Loved ones of the disappeared need to know. The ambiguity becomes so unbearable that some pray simply for the knowledge, the confirmation, that their loved one is dead, but an integral part of this phenomenon is the production and maintenance of ambiguity. For decades after the fact, authorities declared there were no mass graves in Argentina, and that no one had been flown in military planes, drugged, blessed by military chaplains, and dumped into the Río de la Plata off the coast of Buenos Aires. No one had been incinerated. Pope Francis, then known as Jorge Mario Bergoglio, a leader in the Jesuit order of Argentina during the Dirty War, could do nothing, could say nothing.

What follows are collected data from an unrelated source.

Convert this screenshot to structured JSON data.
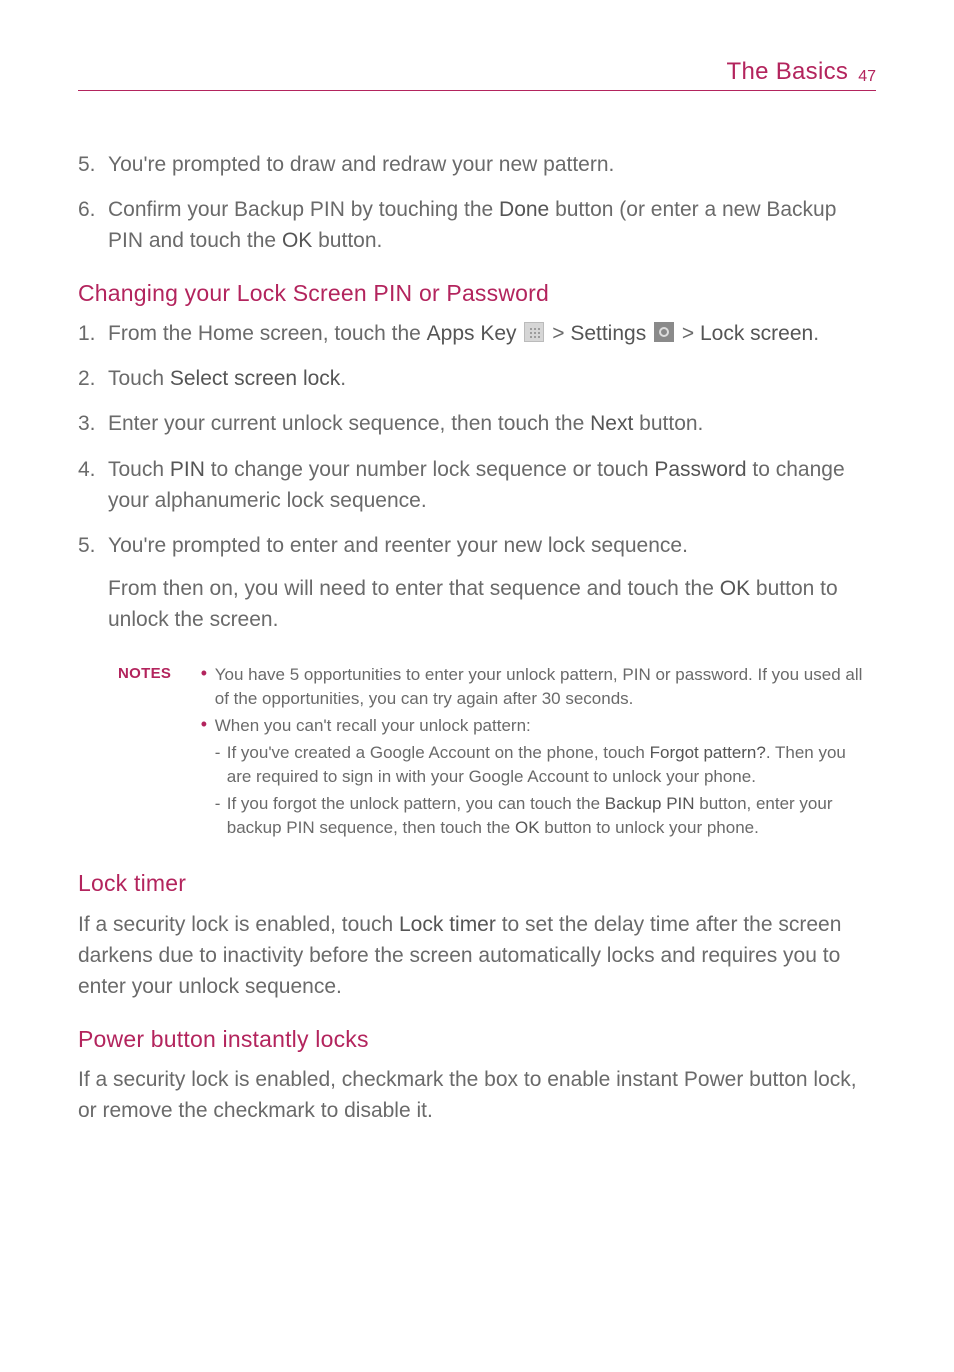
{
  "header": {
    "title": "The Basics",
    "page": "47"
  },
  "pattern_steps": {
    "step5_num": "5.",
    "step5_text": "You're prompted to draw and redraw your new pattern.",
    "step6_num": "6.",
    "step6_pre": "Confirm your Backup PIN by touching the ",
    "step6_done": "Done",
    "step6_mid": " button (or enter a new Backup PIN and touch the ",
    "step6_ok": "OK",
    "step6_post": " button."
  },
  "changing": {
    "heading": "Changing your Lock Screen PIN or Password",
    "s1_num": "1.",
    "s1_pre": "From the Home screen, touch the ",
    "s1_apps": "Apps Key",
    "s1_gt1": " > ",
    "s1_settings": "Settings",
    "s1_gt2": " > ",
    "s1_lock": "Lock screen",
    "s1_period": ".",
    "s2_num": "2.",
    "s2_pre": "Touch ",
    "s2_bold": "Select screen lock",
    "s2_post": ".",
    "s3_num": "3.",
    "s3_pre": "Enter your current unlock sequence, then touch the ",
    "s3_bold": "Next",
    "s3_post": " button.",
    "s4_num": "4.",
    "s4_pre": "Touch ",
    "s4_pin": "PIN",
    "s4_mid": " to change your number lock sequence or touch ",
    "s4_pw": "Password",
    "s4_post": " to change your alphanumeric lock sequence.",
    "s5_num": "5.",
    "s5_text": "You're prompted to enter and reenter your new lock sequence.",
    "s5_para_pre": "From then on, you will need to enter that sequence and touch the ",
    "s5_para_ok": "OK",
    "s5_para_post": " button to unlock the screen."
  },
  "notes": {
    "label": "NOTES",
    "b1": "You have 5 opportunities to enter your unlock pattern, PIN or password. If you used all of the opportunities, you can try again after 30 seconds.",
    "b2": "When you can't recall your unlock pattern:",
    "d1_pre": "If you've created a Google Account on the phone, touch ",
    "d1_bold": "Forgot pattern?",
    "d1_post": ". Then you are required to sign in with your Google Account to unlock your phone.",
    "d2_pre": "If you forgot the unlock pattern, you can touch the ",
    "d2_bold1": "Backup PIN",
    "d2_mid": " button, enter your backup PIN sequence, then touch the ",
    "d2_bold2": "OK",
    "d2_post": " button to unlock your phone."
  },
  "lock_timer": {
    "heading": "Lock timer",
    "pre": "If a security lock is enabled, touch ",
    "bold": "Lock timer",
    "post": " to set the delay time after the screen darkens due to inactivity before the screen automatically locks and requires you to enter your unlock sequence."
  },
  "power_button": {
    "heading": "Power button instantly locks",
    "text": "If a security lock is enabled, checkmark the box to enable instant Power button lock, or remove the checkmark to disable it."
  }
}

The military dictatorship of Augusto Pinochet did not scatter the remains of anyone in the Atacama. There are no mass graves in Chile. No one was flown over the Pacific and thrown from helicopters. Jute sacks containing bodies were not dumped in lakes and rivers throughout Chile. The Central Intelligence Agency of the United States knew nothing of it. It had not trained Pinochet’s army. It had not funded them. The Sonoran Desert is not scattered with unrecovered, unidentified souls. The riverbed of the Rio Grande is not embedded with unidentified family members. There are no mass graves in the United States.

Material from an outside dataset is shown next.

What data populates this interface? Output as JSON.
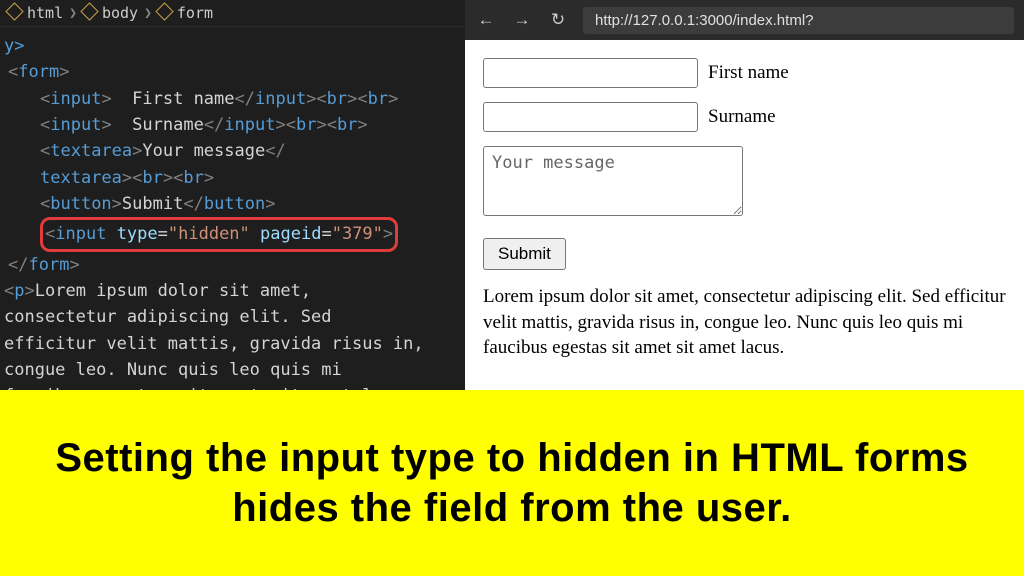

Before leaving the desert, another volunteer and I had been driving to a remote location when our truck stalled on a hill and wouldn’t start. We radioed camp, and another crew said they would drive out to get us. Within two minutes the heat inside the truck became so intense both of us had soaked through our clothes, and I was having trouble drawing breath so we had to step out. Within another minute it became apparent we needed to find shade, but it was noon, so the sun was directly overhead, and everywhere we turned there were nothing but short, thin mesquite trees, barrel cacti, and sotol. We couldn’t wait inside the car and, because of the position in which it had become stalled, there was no room to crawl under it. We sat down for a moment in the middle of a small clearing, but again the sun became so intense that my shoulders burned, even through my shirt, and I felt several moments of overwhelming panic. The urge to tear off my clothes cut through reason because it felt like I was suffocating in them, and I remembered hearing that many dead migrants were found naked because in their last moments they’d become crazed with desperation under the savagely brutal sun. I ran to the truck and emptied half a gallon of water over my head. My partner followed, dumping the other half over his. We radioed the other crew again, and they said they were about half an hour away. I remember feeling a pinprick of terror, despite having a truck full of water. Then I remembered I had a large green raincoat in my backpack. I gathered brittle, thorny branches and collected them in a tall pile, throwing the raincoat over the top, making a sort of canopy that produced just enough shade for us to crouch beneath.